11) Dlaczego władze nie spróbują dokonania pełnego bilansu zysków i
strat Polski po wejściu do Unii Europejskiej? Polecam pod tym
względem świetną bardzo krytyczną książkę Tomasza Cukiernika
„Dziesięć lat w Unii. Bilans członkostwa”.
12)
Czy nowe władze zdecydują się wreszcie na rozliczenie oszustw
dokonanych przez firmy zachodnie kosztem polskich partnerów, zarówno
w czasie stowarzyszenia z UE, jak i po wejściu do Unii Europejskiej?
Przypomnę dla przykładu, że już 11 sierpnia 2002 r. „Wprost”
informował, że w Szczecinie odnotowano ponad 80 wypadków oszukania
polskich firm przez ich niemieckich partnerów, głównie z branż
budowlanej, dziewiarskiej i drzewnej.
13)
.Czy zostaną podjęte środki dla ukarania winnych nadużyć przy
powstawaniu zagranicznych supermarketów.

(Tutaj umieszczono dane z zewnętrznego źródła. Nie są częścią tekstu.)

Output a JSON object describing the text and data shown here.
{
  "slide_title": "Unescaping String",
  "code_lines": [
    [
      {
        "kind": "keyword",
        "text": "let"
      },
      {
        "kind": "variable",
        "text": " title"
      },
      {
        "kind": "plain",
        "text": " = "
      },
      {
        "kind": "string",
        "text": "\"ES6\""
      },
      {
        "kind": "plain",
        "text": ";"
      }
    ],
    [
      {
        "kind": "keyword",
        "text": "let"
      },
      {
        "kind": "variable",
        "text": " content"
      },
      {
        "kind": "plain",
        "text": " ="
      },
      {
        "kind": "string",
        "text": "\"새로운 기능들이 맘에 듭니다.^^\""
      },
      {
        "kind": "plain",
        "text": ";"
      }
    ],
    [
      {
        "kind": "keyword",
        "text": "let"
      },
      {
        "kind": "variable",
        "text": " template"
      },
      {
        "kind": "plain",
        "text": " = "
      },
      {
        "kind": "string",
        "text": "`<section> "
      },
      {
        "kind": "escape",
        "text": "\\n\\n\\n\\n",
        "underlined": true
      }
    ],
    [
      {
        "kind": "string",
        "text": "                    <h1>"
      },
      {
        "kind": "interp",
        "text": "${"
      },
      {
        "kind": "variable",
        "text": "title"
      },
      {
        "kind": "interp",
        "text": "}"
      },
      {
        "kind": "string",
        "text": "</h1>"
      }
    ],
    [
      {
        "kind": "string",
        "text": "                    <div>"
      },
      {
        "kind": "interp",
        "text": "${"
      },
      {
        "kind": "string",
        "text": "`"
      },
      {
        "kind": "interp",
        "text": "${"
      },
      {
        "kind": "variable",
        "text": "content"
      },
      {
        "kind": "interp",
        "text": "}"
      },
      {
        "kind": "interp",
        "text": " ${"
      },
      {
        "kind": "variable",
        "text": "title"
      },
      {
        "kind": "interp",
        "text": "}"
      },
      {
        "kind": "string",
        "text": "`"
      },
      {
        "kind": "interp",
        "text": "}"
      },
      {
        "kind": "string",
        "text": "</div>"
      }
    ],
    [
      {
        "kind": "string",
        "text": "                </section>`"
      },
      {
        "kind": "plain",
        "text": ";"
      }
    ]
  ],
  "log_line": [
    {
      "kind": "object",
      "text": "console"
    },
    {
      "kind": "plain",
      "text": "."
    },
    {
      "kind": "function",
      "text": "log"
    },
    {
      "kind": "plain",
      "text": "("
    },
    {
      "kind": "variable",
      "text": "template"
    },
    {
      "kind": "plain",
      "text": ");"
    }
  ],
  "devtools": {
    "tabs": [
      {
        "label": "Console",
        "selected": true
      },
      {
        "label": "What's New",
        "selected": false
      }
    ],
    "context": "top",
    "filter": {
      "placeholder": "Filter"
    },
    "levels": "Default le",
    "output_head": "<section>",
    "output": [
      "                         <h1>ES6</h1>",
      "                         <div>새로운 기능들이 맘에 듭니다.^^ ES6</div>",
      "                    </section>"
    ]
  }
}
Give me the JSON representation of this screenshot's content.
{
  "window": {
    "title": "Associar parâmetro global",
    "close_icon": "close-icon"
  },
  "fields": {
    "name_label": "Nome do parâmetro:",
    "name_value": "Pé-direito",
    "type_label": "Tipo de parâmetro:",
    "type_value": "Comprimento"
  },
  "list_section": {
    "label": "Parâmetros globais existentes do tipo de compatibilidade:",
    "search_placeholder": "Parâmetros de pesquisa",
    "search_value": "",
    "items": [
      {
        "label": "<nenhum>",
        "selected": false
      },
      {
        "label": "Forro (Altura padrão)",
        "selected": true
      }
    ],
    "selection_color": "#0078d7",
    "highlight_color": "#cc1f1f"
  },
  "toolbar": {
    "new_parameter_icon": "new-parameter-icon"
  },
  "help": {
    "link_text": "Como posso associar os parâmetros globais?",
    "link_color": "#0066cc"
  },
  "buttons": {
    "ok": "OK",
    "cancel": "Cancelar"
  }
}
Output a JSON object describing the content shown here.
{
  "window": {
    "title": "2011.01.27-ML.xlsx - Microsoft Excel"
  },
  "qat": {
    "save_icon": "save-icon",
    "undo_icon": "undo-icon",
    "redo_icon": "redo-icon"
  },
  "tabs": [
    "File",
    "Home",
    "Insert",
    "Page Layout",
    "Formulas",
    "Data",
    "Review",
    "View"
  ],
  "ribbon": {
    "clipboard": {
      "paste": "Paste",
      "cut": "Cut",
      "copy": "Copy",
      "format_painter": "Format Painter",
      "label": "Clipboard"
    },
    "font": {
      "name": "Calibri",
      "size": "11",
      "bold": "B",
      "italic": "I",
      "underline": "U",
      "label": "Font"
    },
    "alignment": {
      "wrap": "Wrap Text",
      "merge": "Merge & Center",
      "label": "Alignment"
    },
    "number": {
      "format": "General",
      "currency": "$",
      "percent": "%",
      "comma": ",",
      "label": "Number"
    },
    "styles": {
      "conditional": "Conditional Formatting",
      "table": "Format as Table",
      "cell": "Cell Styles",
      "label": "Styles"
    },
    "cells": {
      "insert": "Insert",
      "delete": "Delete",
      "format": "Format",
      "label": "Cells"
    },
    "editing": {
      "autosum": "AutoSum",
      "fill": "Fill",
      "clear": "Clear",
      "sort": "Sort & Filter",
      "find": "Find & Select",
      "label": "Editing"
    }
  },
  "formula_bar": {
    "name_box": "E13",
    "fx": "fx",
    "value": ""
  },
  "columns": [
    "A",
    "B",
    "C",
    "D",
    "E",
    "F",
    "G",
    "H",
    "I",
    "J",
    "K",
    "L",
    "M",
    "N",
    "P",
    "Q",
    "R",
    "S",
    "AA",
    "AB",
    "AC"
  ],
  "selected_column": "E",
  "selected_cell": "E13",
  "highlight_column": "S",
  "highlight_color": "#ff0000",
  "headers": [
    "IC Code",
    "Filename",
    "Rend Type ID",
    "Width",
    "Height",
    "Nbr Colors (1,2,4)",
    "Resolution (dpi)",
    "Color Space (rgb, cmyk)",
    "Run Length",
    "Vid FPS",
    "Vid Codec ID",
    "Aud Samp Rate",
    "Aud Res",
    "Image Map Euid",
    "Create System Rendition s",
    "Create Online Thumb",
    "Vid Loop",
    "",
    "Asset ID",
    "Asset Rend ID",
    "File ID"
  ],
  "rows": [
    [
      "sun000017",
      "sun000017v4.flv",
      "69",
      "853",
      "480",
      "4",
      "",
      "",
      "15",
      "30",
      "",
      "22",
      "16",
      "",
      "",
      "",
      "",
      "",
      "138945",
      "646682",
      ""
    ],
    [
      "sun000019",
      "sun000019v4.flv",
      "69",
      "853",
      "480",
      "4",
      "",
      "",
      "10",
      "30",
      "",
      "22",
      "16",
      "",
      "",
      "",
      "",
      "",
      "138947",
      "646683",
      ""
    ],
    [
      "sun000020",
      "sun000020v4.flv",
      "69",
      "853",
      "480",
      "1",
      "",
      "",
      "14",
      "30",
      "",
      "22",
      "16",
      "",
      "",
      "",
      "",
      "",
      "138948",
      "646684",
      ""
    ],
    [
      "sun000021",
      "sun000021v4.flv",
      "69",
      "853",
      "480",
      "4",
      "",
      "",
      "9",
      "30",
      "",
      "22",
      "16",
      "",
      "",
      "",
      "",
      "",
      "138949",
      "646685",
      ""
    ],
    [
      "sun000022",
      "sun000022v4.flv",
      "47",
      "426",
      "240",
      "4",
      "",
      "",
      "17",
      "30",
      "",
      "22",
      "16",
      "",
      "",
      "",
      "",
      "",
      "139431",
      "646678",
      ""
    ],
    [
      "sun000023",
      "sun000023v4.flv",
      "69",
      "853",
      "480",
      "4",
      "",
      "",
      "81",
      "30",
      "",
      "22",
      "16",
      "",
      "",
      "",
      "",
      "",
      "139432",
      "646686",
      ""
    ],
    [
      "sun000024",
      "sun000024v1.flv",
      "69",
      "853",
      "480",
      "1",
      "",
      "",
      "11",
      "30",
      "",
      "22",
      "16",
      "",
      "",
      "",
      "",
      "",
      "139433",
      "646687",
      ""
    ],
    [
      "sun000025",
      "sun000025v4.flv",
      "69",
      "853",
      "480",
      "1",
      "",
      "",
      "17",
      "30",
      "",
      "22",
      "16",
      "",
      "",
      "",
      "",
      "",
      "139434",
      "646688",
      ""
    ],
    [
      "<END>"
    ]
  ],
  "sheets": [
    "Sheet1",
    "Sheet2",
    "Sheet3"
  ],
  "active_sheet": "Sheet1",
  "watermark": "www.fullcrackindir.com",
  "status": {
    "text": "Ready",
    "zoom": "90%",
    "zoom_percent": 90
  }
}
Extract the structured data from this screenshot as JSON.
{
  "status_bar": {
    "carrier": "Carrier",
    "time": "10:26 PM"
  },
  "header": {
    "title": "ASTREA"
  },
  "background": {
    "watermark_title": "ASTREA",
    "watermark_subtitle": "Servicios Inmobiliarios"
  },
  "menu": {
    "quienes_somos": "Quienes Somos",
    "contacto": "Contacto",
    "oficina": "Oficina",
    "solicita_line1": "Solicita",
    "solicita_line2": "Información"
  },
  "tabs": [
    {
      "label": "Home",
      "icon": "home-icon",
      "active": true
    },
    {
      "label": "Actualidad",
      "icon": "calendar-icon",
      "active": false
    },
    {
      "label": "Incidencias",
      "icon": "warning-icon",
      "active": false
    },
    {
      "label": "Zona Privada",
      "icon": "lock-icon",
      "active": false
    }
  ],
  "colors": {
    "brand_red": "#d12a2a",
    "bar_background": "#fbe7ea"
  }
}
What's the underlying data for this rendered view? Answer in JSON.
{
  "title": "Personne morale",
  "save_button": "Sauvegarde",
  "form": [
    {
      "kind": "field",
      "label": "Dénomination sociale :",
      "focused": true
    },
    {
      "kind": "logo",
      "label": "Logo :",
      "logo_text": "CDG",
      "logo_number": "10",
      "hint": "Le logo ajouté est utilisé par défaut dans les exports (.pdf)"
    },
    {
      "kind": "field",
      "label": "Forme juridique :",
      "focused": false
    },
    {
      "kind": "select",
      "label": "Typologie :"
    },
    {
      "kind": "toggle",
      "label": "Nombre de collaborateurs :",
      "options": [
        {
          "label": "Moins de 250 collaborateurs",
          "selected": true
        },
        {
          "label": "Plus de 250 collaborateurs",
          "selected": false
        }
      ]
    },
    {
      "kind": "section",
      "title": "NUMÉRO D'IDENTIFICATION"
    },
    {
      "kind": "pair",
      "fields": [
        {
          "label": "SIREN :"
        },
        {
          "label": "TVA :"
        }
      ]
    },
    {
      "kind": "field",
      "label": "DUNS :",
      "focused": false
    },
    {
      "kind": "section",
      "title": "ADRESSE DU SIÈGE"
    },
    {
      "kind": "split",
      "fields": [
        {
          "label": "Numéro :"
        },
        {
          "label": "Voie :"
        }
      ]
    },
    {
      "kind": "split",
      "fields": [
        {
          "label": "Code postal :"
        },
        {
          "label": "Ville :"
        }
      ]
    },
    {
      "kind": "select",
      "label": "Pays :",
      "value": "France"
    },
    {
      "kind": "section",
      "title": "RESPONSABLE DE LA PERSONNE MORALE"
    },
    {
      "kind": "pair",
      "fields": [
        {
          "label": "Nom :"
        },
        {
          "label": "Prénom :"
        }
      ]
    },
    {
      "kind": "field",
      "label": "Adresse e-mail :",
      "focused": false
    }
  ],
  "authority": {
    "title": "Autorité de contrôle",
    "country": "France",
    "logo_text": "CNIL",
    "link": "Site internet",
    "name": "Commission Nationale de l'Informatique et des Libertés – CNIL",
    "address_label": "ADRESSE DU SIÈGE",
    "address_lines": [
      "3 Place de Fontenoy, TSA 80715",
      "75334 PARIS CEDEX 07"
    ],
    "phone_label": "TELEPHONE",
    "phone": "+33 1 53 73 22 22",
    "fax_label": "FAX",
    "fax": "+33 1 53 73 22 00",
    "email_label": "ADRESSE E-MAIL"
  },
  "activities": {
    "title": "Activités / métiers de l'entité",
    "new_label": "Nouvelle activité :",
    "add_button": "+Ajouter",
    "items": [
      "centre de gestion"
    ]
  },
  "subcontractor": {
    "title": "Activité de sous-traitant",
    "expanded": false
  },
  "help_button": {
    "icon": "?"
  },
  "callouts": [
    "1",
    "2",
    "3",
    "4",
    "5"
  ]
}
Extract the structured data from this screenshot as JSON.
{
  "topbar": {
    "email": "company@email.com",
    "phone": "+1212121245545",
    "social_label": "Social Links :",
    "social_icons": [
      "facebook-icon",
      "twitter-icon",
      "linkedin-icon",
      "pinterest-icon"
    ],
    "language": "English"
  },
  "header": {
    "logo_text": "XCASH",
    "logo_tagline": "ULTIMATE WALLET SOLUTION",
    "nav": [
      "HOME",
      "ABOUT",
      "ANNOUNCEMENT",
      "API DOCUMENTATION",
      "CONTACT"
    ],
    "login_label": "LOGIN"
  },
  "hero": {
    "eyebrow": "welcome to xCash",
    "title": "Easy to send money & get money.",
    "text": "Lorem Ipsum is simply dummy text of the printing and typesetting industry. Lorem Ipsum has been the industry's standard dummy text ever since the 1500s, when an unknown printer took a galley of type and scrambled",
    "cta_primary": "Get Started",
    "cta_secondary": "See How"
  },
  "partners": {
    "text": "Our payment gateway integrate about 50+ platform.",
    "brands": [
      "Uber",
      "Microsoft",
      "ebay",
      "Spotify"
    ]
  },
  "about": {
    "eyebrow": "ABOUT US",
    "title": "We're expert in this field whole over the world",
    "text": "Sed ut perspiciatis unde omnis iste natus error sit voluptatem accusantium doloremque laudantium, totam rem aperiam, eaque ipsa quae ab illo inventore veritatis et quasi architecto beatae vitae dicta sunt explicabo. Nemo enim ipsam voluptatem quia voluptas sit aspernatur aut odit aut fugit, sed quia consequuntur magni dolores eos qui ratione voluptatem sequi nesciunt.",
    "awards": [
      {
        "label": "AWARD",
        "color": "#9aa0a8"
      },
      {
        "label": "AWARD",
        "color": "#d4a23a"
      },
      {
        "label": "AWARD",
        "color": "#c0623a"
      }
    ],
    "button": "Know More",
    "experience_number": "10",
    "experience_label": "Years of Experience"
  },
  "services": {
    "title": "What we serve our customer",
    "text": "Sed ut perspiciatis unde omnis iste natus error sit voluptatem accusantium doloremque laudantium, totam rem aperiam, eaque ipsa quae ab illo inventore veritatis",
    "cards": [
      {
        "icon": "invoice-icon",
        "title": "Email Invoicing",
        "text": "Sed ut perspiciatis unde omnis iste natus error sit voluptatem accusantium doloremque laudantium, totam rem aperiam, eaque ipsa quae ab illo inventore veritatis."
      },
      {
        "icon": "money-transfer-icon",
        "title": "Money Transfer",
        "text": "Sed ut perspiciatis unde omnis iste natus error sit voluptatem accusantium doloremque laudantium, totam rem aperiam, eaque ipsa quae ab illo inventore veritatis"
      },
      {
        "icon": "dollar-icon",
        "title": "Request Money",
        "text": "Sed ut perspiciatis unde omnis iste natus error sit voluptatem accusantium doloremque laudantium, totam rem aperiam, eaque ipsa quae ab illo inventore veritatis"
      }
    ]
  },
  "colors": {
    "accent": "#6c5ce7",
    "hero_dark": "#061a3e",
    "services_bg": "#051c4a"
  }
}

Raport NIK –u sprzed
kilku lat dowodził, że ponad 50 proc. zagranicznych supermarketów
powstało z naruszeniem prawa.
14)
Czy przywódcy PiS-u nie powinni zaapelować do członków swej
partii o przygotowanie w skali krajowej listy złych prezydentów,
burmistrzów i radnych, odpowiedzialnych za zabagnienie sytuacji w
poszczególnych miastach przez wiele lat , a zwłaszcza za
horrendalne zadłużenia?
15)Czy
w warunkach tak wielkiego załamania czytelnictwa w Polsce nie
należałoby podjąć jak najszybciej starania o zmniejszenie tak
dużego podatku VAT wobec książek w Polsce?
16)
Czy w warunkach tak wielkiego kryzysu demograficznego Polsce nie
należy podjąć starania dla zmniejszenia absurdalnie wysokiego VAT
na artykuły dla dzieci?
17(
Dlaczego nie wprowadza się w Polsce -na wzór węgierski- podatku
reklamowego, który najmocniej uderzyłby w media, kierowane przez
zagranicznych właścicieli, takie jak TVN czy „Newsweek”. Nie
rozumiem, dlaczego nowe władze nie wprowadziły dotąd tego tak
potrzebnego podatku, który uderzyłby w zagraniczne, na ogół
anty-PiS-owskie media, a zarazem dałby dodatkowe pieniądze dla
budżetu ?
18)
Dlaczego nie wprowadza się w Polsce zasady wyrzucania supermarketów
z centrum miast na ich obrzeża , tak jak to robią na Zachodzie i
tak jak to robią Węgrzy.?. Najwyższy czas, by skończyć z takimi
skrajnościami jak w Krakowie i w Poznaniu, gdzie centralne dworce
kolejowe po remontach stały się faktycznie tylko przybudówkami do
marketów. Pytanie, czy ktoś na tym nieźle zarobił?
19)
Dlaczego nie wprowadza się w Polsce przyjętej na Węgrzech
zasady, że supermarkety, które wykazywały przez ostatnie dwa lata
straty, wyrzuca się z Węgier, aby „biedni” zachodniacy nie
dopłacali do Węgier. U nas jak wiadomo ogromna część zachodnich
supermarketów wykazuje straty w corocznych rozliczeniach .
20)
Dlaczego w Polsce wciąż toleruje się narzucanie przez zagraniczne
banki nieuzasadnionego wyższego oprocentowania kredytów? Dlaczego
nie wprowadzono – wzorem Węgrów specjalnej ustawy kontrolującej
banki przez Bank Narodowy. Dzięki tej ustawie na Węgrzech ukarano
ponad 60 banków zagranicznych wysokimi grzywnami za zawyżanie
opłat kosztem klientów. Zagraniczni banksterzy musieli
też zwrócić klientom to ,co ukradli. Uchwalono również
inną ustawę o fair bankach, jasno wytyczającą zasady
praktyki działań, których bankom nie wolno łamać.
21)
Dlaczego w Polsce w konflikcie między frankowiczami a bankami
wciąż forsuje się rozwiązania korzystne tylko dla banków? Na
Węgrzech przeforsowano rozwiązania korzystne dla frankowiczów.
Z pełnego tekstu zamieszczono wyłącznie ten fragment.